[Today’s post is from Steven Fuchs, with whom I recently corresponded and whose enthusiasm was sufficiently infectious that I pressed him to share it here. –Scott]
One day late last spring, while teaching at St. Thomas High School in Houston, I noticed in a book a figure demonstrating Monge’s Theorem. (Don’t look this up yet; it’s much more fun to explore yourself than to read somebody else’s statement of it.) Monge’s theorem was unfamiliar to me but is easy to find on the web, and put me in mind of a saying of a professor of mine: “it is well known, to those who know it well.”
Given two circles of different radii where one doesn’t enclose the other, the two external tangents intersect in a point. If you have three such circles and consider them in pairs, there are three points of intersection. Monge’s theorem describes the relationship among these intersections. I encourage you to work on the construction and discover the relationship yourself. The figure on the right shows two of the three pairs of tangents; you will need all three for your investigation. [Figuring out how to construct the external tangents to two given circles is the challenging part for most people. This sketch provides hints, but don’t peek till you’ve worked on it for a while. Alternatively, take a look at the movie about this challenge from a post of mine last year. –Scott]
Thrilled by the surprising result, I built the sketch that night to show all my students the next day. Though it related to the subject of only one of the courses I was teaching, the result was just too nice to pass up. During my last class of the day (Algebra II, so not a class relevant to this problem), a student wondered what would happen if we made a particular change to the problem statement. We discussed why it would likely break the result, but his question caused me to wonder out loud what would happen if we used the common internal tangents instead of the external ones.
I might not have wondered at all had the student not done so first. And busy as that time of year is, I probably would have let it go anyway, but about a half hour after school the student and I passed in the hall and he asked if I had yet checked for any new results.
At that, of course, I could not let it go, though it would have been better yet if I’d been in a position to ask him to work on it himself. I played around with it that night and found the internal-tangent extension to Monge’s Theorem. Curiosity then impelled me to extend my sketch to consider cases in which some tangent pairs were internal and some were external. (My result is shown in this sketch, but I encourage you to try it yourself before downloading.)
When I showed students the result the next day, many found it fascinating, and gratifying because they had a sense that this result of their class discussion belonged to them collectively—not just to the student who had first raised a question and pressed the investigation. I told the students that I had done a quick search of the web and had found no reference to the extension. (I also observed that we should not assume that our result was new, as it might just not have been thought important enough for comment.) As we emphasize in class, however, discovery is always important personally, no less so for lacking priority. Whether one is the first is irrelevant to a discovery’s main value, which is to the discoverer.
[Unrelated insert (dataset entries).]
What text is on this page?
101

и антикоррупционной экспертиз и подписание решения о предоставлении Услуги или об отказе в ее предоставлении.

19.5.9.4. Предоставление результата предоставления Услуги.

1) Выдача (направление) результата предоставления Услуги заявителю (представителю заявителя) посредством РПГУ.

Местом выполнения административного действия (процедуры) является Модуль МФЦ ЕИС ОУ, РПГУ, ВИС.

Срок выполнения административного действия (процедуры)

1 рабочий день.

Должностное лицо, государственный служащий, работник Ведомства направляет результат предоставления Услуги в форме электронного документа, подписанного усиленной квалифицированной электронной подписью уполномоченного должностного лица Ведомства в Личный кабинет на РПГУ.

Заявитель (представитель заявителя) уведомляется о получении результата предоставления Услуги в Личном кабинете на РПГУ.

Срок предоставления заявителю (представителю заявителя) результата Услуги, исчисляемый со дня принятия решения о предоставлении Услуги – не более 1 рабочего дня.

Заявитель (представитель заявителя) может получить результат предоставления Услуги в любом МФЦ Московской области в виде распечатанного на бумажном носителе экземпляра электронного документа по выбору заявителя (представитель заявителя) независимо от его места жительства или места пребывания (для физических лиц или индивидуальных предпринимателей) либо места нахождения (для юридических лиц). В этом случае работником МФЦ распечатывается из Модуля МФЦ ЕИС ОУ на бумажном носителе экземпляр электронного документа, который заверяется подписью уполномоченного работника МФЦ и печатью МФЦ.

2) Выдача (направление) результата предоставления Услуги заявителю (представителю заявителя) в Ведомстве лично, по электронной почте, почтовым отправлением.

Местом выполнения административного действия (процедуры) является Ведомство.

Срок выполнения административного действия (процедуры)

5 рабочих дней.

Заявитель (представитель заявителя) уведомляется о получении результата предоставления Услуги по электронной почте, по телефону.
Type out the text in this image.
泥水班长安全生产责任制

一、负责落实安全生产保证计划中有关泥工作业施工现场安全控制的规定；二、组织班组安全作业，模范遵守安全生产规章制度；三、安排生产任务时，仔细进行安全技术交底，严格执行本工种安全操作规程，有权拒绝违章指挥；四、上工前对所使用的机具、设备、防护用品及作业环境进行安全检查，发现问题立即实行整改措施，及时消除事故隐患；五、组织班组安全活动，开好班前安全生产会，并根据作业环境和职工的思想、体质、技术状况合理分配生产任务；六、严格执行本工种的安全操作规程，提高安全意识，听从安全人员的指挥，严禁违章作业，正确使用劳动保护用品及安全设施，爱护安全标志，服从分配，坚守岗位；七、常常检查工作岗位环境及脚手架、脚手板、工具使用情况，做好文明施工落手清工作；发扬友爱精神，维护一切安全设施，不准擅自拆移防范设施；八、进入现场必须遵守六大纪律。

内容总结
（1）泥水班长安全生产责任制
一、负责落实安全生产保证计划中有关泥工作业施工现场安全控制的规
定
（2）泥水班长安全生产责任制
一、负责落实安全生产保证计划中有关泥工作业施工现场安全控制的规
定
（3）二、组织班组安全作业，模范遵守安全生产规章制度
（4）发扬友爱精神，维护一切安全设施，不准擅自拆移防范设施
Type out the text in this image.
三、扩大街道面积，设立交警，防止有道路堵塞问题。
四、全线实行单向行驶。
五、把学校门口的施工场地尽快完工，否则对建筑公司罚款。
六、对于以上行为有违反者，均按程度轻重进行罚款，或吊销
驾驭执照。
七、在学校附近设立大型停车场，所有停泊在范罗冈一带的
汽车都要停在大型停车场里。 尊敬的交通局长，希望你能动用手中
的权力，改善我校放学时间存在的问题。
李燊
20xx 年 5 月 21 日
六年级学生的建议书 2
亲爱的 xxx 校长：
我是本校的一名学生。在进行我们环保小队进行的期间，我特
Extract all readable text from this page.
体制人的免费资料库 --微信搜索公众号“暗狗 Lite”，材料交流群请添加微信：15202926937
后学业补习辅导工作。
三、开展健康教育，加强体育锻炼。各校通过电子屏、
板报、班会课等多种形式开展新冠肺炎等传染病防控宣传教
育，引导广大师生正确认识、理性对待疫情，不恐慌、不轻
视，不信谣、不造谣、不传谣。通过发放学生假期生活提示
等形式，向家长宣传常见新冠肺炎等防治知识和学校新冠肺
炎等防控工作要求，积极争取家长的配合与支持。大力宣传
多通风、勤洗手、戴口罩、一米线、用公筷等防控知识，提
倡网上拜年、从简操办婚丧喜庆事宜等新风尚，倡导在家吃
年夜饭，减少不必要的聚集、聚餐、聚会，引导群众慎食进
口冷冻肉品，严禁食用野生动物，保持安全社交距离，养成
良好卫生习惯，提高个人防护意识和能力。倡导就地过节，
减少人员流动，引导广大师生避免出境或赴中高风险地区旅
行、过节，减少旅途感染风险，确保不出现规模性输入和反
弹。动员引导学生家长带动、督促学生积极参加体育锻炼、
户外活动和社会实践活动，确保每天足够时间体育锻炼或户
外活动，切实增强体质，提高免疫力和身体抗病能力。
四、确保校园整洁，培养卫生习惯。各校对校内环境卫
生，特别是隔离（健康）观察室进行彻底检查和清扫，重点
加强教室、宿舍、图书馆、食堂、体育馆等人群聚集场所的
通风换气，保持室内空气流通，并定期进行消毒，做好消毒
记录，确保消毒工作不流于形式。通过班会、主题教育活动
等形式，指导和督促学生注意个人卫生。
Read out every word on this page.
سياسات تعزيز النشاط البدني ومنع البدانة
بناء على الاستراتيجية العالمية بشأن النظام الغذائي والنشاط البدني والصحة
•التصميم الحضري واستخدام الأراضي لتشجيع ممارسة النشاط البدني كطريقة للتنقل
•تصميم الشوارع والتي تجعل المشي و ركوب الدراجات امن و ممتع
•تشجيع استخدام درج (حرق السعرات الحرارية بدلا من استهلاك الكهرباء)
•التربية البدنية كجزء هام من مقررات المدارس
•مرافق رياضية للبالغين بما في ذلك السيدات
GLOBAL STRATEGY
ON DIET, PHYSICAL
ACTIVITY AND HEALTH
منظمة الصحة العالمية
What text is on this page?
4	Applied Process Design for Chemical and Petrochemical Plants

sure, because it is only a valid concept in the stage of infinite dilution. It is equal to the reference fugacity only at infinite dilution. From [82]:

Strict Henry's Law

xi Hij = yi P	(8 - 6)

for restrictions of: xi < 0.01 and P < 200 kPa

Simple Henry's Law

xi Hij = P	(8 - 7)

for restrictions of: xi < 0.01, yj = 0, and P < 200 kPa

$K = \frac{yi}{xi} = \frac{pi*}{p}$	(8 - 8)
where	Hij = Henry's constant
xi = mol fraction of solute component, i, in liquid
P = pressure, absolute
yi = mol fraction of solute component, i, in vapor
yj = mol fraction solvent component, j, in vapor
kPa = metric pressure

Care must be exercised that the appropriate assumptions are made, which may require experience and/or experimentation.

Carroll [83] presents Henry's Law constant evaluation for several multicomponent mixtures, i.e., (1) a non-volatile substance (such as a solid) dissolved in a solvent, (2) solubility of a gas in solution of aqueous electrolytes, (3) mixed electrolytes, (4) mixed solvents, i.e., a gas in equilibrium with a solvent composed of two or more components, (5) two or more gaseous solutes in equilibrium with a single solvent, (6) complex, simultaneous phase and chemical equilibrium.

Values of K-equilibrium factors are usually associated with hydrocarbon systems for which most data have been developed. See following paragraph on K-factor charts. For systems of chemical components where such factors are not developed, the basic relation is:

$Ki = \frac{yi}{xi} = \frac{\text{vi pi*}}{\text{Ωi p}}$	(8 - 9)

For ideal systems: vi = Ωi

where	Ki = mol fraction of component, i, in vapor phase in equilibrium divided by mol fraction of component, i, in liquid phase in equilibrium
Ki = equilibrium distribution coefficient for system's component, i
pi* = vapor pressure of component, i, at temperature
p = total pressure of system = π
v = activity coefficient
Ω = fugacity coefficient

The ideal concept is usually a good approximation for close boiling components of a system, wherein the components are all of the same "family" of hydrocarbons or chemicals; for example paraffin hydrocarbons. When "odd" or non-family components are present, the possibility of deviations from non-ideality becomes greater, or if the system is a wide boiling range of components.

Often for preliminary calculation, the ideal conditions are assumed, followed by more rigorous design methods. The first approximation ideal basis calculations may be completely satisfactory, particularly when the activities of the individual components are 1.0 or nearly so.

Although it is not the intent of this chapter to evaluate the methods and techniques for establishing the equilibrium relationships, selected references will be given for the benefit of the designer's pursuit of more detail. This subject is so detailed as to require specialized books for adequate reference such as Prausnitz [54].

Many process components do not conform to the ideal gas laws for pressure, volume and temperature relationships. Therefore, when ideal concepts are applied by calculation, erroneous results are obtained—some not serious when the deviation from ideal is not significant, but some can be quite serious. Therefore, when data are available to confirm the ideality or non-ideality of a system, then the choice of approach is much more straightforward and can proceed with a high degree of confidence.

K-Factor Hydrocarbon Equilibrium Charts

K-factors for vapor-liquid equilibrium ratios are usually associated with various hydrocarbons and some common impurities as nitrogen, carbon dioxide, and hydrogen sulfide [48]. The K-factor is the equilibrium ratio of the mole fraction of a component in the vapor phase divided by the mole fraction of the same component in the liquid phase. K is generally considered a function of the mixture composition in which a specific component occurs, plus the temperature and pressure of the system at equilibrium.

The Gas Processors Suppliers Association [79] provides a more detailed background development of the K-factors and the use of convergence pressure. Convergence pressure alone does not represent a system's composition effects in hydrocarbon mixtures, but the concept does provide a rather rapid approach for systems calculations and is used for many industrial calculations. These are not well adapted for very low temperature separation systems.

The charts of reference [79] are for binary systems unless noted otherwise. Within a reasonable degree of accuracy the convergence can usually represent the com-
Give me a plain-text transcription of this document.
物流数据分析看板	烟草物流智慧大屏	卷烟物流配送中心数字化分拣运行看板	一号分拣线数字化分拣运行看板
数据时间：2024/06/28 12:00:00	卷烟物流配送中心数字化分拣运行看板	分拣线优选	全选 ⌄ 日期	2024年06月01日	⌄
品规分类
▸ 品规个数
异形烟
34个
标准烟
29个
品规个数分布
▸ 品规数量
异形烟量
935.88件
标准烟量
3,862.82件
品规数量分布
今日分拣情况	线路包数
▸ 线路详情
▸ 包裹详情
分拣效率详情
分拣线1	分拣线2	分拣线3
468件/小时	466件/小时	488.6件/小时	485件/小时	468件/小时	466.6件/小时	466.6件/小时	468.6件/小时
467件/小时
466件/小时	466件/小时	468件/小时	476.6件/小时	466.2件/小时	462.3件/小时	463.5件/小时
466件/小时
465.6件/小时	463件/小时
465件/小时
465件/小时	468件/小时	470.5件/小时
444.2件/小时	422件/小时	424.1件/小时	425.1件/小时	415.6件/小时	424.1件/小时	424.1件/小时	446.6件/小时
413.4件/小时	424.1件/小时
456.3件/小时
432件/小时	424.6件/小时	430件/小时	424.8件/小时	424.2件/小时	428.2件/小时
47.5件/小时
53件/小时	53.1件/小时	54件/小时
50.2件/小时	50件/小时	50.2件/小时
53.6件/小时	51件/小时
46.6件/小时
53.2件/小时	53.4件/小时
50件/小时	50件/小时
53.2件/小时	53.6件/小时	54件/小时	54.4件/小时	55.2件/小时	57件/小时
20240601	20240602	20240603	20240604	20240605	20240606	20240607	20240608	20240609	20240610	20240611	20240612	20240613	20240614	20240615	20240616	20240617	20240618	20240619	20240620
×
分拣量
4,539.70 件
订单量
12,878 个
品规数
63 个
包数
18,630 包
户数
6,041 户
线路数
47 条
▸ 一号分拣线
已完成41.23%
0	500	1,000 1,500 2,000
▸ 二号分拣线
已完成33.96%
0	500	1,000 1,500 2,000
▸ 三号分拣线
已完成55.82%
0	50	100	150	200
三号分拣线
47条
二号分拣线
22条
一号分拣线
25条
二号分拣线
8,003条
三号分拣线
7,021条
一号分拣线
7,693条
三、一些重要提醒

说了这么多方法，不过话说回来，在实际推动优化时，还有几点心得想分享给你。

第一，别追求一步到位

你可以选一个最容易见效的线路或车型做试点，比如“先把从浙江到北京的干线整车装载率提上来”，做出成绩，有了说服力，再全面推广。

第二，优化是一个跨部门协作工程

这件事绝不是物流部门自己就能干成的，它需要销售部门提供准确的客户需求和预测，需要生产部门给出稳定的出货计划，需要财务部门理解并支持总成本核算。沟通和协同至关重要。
The experience seemed a nice example of what is possible when we can help students develop habits of curiosity and of asking questions to probe new possibilities. It was also an example of learning and discovery as a collective enterprise in which one learner’s thoughts spur another’s. Finally, it put me in the role of being a learner as well, with my own curiosity stimulated by that of my students.
This incident also showed, of course, how Sketchpad makes possible such self-initiated investigations. In light of all that, I passed along the story and sketch to Scott Steketee from KCP Technologies, whose work with Sketchpad seems committed to that vision of learning and who I thought would find it gratifying. Scott encouraged me to write this up as a post for their blog.
All of which leads into a second story about collaboration, but that’s a story for another day.